La problématique est la façon dont les chercheuses perçoivent et comprennent le contexte justifiant leur projet de recherche et la ou les questions qui les intéressent. C’est le dessin que vont produire les pièces du casse-tête. Si on n’a pas un dessin qui nous guide pour mettre les morceaux du casse-tête ensemble, il est plus difficile de faire le casse-tête. La problématique n’est pas nécessairement complètement décidée au départ et elle n’est pas immuable non plus. Elle évoluera à mesure que la recherche avancera. En fait, il est important de demeurer flexible et de se laisser questionner par les informations qui ne rentrent pas dans notre dessin ou notre vision de départ.
Élément de réflexion : dans un contexte autochtone les droits collectifs, la complémentarité homme/femme et humain/nature, la question de l’harmonie doivent faire partie de la réflexion. Ces principes vont également influencer la construction de la problématique.
en abordant une recherche sur l’identité nous avons des idées ou des positions déjà bien précises: l’identité autochtone telle que décrite dans la Loi sur les Indiens est une expression du colonialisme canadien et n’est pas nécessairement représentative de la perception historique et culturelle qu’en ont les femmes autochtones. Dans une perspective de décolonisation, nous chercherons en quoi les deux perspectives se distinguent.
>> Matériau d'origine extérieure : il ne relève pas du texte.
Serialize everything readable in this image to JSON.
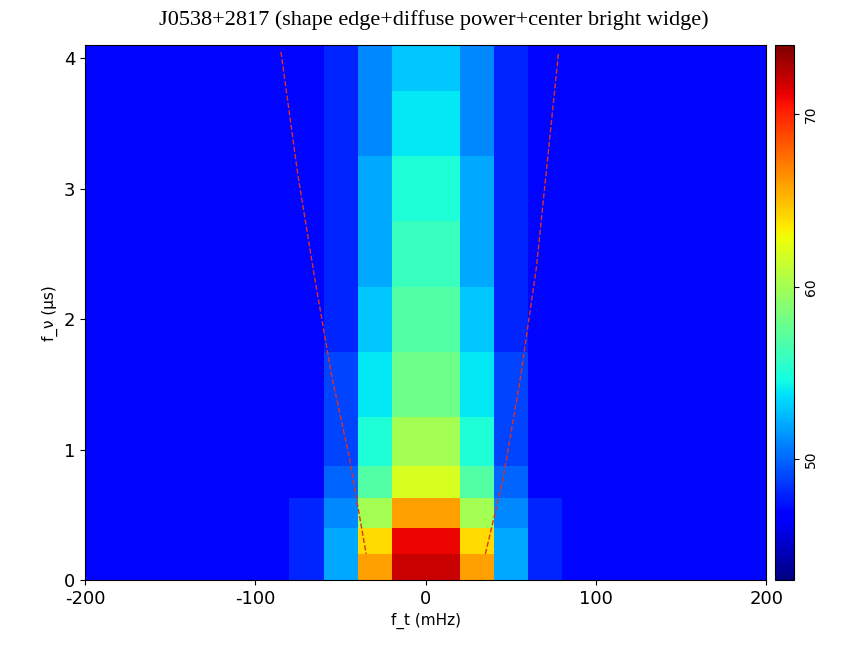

Tous les chercheurs ne se situent pas dans cette perspective de décolonisation. D’autres pourraient avoir d’autres positions qui les amèneraient à sélectionner et à comprendre les informations recueillies de façon différente. Toutefois, si des chercheurs prenaient pour acquis que l’identité des femmes autochtones est celle définie par la Loi sur les Indiens il est probable qu’ils ne poseraient pas la question : comment les femmes autochtones définissent-elles leur identité? Il y a souvent un lien entre la façon de poser la question et les positions ou partis pris.
Une fois terminé le travail de définition de la question de recherche, de réflexion sur la problématique et de réaffirmation des principes devant guider la recherche, il est temps d’identifier quelle méthodologie servira le mieux le processus de recherche, de procéder à la cueillette des données, à leur analyse et à la diffusion des résultats. Ces dernières étapes font l’objet de fiches séparées.